Monday, July 27, 2009

The image of the Black woman & mental health politics.

This video:



Is disturbing to say the least. I had wild and out there hair like the little girl. My mom knew very little about a little girl's hair, and I was born with a lot of it. With the technology improving from strict lye-based straighteners to non-lye-based to hot combs to ceramics what makes this video disturbing is the mother knew little of it, while her older child filmed and ridiculed the baby for her hair.

What is even worse is we think we have advanced with securing ourselves and finding beauty. But the images of beautiful Black women remain unchanged in the last 40 years. Long bone straight hair or good hair not happy to be nappy kinks reflective of our true heritage.

It is the take of The Ariafya Universe that this oppression of the image of the Black woman is demeaning and that Youtube removes this video as objectionable content. It is NOT only painful because the baby girl is crying while getting her hair combed--in fact is done incorrectly--it is wrong because this little girl's self-image is obliterated because she does not have hair similar to that of Barbie's or other women who have straight hair. She will visualize herself as "ugly" because her hair is nappy or has kinks. And she will spend millions of dollars to have hair pleasurable to an oppressive society to diverse woman's beauty.

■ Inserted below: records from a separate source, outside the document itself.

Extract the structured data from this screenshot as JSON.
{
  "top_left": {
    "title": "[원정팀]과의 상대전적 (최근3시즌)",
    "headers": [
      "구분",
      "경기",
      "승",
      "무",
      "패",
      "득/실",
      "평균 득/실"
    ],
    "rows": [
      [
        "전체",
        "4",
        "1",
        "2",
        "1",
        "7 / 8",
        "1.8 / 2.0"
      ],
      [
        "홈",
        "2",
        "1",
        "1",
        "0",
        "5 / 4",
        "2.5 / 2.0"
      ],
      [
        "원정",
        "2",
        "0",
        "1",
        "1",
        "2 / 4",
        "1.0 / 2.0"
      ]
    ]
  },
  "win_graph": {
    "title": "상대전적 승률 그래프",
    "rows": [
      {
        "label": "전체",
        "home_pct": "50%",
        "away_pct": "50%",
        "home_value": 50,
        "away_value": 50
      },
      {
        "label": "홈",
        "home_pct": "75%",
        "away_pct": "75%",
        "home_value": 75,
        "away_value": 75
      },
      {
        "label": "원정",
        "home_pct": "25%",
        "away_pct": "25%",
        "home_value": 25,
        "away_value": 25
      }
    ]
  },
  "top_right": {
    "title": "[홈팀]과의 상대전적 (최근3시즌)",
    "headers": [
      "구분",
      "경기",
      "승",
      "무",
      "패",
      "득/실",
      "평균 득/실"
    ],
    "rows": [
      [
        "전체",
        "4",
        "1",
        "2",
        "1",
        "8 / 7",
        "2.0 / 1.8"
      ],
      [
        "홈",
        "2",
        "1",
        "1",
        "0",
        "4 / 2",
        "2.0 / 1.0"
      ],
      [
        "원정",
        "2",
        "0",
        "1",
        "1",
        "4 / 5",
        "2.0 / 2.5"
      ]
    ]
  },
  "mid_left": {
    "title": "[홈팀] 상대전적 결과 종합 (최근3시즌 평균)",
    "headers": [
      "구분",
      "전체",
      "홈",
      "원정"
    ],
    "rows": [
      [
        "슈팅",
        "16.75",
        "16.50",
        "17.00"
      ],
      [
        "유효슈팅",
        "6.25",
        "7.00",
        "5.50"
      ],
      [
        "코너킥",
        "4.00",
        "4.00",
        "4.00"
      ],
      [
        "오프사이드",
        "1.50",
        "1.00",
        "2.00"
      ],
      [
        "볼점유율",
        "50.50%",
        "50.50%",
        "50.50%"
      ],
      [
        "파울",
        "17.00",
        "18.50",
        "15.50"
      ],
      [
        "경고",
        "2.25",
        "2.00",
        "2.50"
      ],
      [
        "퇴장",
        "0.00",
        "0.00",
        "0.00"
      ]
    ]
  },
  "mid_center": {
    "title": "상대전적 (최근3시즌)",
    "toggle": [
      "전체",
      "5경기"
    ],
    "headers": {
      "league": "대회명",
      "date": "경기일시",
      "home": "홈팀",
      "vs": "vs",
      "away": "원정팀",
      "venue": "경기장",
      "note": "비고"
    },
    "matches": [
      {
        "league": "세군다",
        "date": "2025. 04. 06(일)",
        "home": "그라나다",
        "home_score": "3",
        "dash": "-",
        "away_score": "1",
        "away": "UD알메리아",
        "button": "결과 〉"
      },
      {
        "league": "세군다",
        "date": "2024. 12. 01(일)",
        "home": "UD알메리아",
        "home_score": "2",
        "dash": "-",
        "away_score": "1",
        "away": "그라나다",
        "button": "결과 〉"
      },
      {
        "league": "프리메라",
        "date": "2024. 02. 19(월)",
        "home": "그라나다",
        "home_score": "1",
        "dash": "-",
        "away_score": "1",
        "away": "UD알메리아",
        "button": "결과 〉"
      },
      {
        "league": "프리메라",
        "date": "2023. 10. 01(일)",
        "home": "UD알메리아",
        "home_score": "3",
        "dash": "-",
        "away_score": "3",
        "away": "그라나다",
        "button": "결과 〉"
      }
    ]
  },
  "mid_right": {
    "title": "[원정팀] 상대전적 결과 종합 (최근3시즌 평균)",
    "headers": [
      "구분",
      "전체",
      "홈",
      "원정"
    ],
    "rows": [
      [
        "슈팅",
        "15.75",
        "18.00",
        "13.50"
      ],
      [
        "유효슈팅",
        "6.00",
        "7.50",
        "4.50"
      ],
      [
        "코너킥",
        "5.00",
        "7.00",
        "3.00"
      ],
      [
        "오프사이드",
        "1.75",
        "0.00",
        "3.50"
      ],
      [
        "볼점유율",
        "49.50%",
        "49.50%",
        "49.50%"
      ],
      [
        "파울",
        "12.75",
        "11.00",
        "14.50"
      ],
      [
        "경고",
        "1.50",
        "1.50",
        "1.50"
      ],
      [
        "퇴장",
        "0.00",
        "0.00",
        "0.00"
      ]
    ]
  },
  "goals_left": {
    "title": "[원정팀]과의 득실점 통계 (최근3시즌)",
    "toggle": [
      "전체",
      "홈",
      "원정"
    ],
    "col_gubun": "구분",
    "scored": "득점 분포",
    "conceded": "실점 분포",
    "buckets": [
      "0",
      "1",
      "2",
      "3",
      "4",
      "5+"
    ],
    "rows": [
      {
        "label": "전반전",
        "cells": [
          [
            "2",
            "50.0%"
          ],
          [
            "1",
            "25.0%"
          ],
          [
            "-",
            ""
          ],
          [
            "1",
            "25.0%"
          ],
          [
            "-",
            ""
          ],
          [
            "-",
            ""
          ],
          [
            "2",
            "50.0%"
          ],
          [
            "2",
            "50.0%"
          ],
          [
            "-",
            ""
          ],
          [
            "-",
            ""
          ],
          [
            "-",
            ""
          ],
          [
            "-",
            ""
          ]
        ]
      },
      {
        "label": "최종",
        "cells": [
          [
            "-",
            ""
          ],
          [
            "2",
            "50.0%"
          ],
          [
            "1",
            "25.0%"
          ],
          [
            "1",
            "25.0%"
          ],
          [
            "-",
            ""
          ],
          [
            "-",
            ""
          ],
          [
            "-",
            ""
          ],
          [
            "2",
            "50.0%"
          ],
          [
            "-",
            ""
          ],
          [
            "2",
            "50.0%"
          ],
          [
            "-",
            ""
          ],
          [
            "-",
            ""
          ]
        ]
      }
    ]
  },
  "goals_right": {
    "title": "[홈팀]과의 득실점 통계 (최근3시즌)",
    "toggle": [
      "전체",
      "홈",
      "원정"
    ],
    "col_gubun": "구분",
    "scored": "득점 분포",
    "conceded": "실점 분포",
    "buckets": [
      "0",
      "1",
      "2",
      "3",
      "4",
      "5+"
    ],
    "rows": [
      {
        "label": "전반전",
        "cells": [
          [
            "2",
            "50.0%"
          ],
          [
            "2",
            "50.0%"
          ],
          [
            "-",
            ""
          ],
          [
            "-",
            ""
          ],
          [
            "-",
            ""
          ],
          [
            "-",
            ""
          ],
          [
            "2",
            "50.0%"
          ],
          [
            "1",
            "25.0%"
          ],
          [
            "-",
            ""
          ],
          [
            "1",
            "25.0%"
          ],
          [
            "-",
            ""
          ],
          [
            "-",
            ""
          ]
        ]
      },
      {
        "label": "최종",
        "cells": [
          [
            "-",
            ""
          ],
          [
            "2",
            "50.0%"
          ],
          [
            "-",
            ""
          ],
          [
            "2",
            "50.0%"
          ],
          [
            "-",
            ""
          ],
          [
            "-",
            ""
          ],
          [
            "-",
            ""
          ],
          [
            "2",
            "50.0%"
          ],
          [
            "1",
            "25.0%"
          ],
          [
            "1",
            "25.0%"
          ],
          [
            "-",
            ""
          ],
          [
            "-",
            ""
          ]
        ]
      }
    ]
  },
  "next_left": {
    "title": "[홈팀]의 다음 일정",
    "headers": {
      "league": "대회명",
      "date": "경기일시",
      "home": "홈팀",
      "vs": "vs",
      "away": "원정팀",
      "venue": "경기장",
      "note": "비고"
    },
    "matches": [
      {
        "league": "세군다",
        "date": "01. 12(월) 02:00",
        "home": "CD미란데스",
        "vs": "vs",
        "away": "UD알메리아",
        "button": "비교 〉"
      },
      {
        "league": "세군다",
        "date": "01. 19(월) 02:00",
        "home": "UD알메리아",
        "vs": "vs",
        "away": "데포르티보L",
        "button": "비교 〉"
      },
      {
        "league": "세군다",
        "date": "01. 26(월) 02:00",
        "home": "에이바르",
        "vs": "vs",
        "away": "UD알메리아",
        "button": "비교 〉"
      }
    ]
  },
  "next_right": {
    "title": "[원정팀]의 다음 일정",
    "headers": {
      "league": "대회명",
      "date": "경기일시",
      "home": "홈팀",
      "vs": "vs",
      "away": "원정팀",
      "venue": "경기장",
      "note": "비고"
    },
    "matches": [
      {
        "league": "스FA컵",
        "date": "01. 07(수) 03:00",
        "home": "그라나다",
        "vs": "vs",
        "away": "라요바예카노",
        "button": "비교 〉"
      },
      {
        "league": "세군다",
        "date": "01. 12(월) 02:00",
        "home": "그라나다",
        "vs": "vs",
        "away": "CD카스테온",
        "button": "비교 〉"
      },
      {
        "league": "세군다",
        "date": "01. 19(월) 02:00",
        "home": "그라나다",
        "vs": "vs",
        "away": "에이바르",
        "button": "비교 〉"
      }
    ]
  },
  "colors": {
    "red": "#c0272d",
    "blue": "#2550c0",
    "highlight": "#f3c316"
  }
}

How come she cannot have braids or loqs? How come she cannot be allowed to have her hair nappy until she is old enough to get her hair done? Because, people judge these children as unkempt, nasty, impoverished and sickly. If the department of health and social services saw this video, the children would be removed. But if they saw the children with ungroomed hair, they will STILL remove the children. While I do not think the mother intentionally hurt the child and probably waited a long time before she got her children together because of their behavior, the baby still was in pain for how her hair was handled. She used a brush rack, rather than a pick or comb. The mother used some kind of water-based relax solution, rather than a gel or cream on the scalp. There are ways to comb thick hair like that little girl's hair, and what we see was NOT it.

Is our image of ourselves so poor that we have resorted to torturing ourselves and our children to reach beauty standard not made by us, not formed by us? Has technology truly reached us since Madame CJ Walker's straightening comb that uses heat to sear the hair's outer core, cortex and medulla? Our sebaceous cells that form our hair to make it kinky are short and wide. Is there not something we could take, without losing our hair that would straighten it over time, like "Rogaine" products. And only Redken's products make changes to our hair, healthy? Not glamours like the Pantene ProV hair commercials with color--products, not make for African American women...

I discuss these concepts with some of my stylists quite a bit. But, alas, there is nothing I can do to change concepts from the scientific end, because those concepts are rooted deep into racist beliefs, and how psychologically, an African American can still be a slave to its environment. 150 years has not changed a perception that pervaded in North American, particular the United States for over 500 years. Until then, the image of the Black woman and mental health politics will lose lives.